Backpacking the Utah’s Grand Gulch in 1972 + protecting this sacred land today

A first hand account from our company president on the magic of places like the land surrounding Bears Ears National Monument, and why it’s up to us to ensure that future generations have the same opportunities to experience them.

Looking at a map of Bear’s Ears National Monument before and after Trump’s 85% reduction in its size I noticed a place from my childhood.  Grand Gulch is 50 or 60-mile long canyon, depending on what route you take.  In 1972, as part of my high school’s outdoor education program, we hiked from one end of the canyon to the other in 10 days.  That trip had a profound impact on my life.

My family moved to Colorado from New York the year before.   I was in 8th grade.  That year the Middle School outdoor education trip included two days of backpacking followed by five nights at base camp in Marble, Colorado.

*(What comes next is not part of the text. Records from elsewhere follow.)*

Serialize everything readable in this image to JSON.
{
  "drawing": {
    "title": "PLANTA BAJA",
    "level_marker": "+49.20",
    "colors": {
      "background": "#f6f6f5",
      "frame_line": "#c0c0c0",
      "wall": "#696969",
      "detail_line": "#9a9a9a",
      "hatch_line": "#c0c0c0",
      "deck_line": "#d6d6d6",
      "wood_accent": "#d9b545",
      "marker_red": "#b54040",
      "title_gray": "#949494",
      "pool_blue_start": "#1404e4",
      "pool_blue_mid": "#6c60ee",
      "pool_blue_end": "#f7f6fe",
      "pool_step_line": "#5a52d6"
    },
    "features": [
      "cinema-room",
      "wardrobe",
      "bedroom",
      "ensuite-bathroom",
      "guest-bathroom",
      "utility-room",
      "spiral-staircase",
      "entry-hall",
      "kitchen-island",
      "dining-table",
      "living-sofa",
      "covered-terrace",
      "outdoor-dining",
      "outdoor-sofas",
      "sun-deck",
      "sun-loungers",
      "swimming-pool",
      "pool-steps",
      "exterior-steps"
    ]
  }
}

I borrowed a backpack and a sleeping bag.  My mom bought me a pair of hiking boots.  We rock climbed, did a ropes course, learned how to cross a river safely and walked across a Burma bridge.  I had never hiked, let alone backpacked.  My feet were covered in blisters from the two days of walking.  I had never heard of moleskin, but the teacher gave me some.  I cried during the rock climbing and repelling.  I tried not to let anybody see that. The other new girl from New York had to go home early.  Not me.  I had my first outdoor experience and I survived.  I even made friends that week.

The following year, I signed up for the trip to Grand Gulch near Canyonlands in Utah.  I had worn my hiking boots every day since that first trip.  They were broken in and ready to go.  Once again I borrowed a metal frame backpack and a down sleeping bag.  The preparations for this trip were much more elaborate.  We had to carry ten days worth of food, clothing and shelter.  We would be drinking the water we found along the way, but we also brought a few bottles each.   My pack weighed 50 pounds – more than half my weight.

The bus dropped our group, ten high school kids and one teacher, off at the start of the canyon.  Another group was dropped off at the opposite end.  We passed each other on the 5th day.  We never saw another person or road.  There were no cell phones or GPS satellite devices.  We had a topographical map and one kid who knew how to read it.   She was a pro with a topo map.   She knew where we were going and she also knew where to find fresh spring water every day.  The other group was stuck drinking the muddy brown river water that we were walking alongside.

All along the way we saw incredibly beautiful natural rock formations, gentle waterfalls and jaw dropping sunsets.  At night there were stars.  I had no idea there were so many stars.  We also saw ancient Native American cliff dwellings, petroglyphs, arrowheads and pottery shards.  They were in plain site from the main canyon, and in many of the side canyons we explored while looking for that perfect spring water.  We knew not to disturb or take anything we found.  We also knew not to leave any of our things behind.

The first few days were so hard that I wasn’t sure I would make it. But not making it really wasn’t an option. Each day the pack got lighter, and I got stronger.  My appreciation of the beauty and majesty of the canyon grew.  I was a different person when I hiked out of that canyon on the last day.  I hadn’t just survived.  The canyon had become part of me.

I don’t know how many artifacts have been looted or drawings defaced in the 45 years since I was there.  I do know that the bounty of ancient and natural treasures in this canyon deserves protection from further damage.  Hopefully many people have had a chance to visit this place and to be touched by its beauty.  And hopefully they knew to treat it gently and respect its power and its fragility.

I hadn’t thought about Grand Gulch in many years.  When I saw that it was removed from Bears Ears National Monument by Trump’s recent executive order all those memories came back.  I cried on the last day of that trip and I cried today.  It is shameful that our president and our interior secretary have shown such disregard for nature, and for the American people.  Whatever opportunity there is for drilling or mining on this land will provide profits to just a few.  Destroying the land will deprive future generations forever.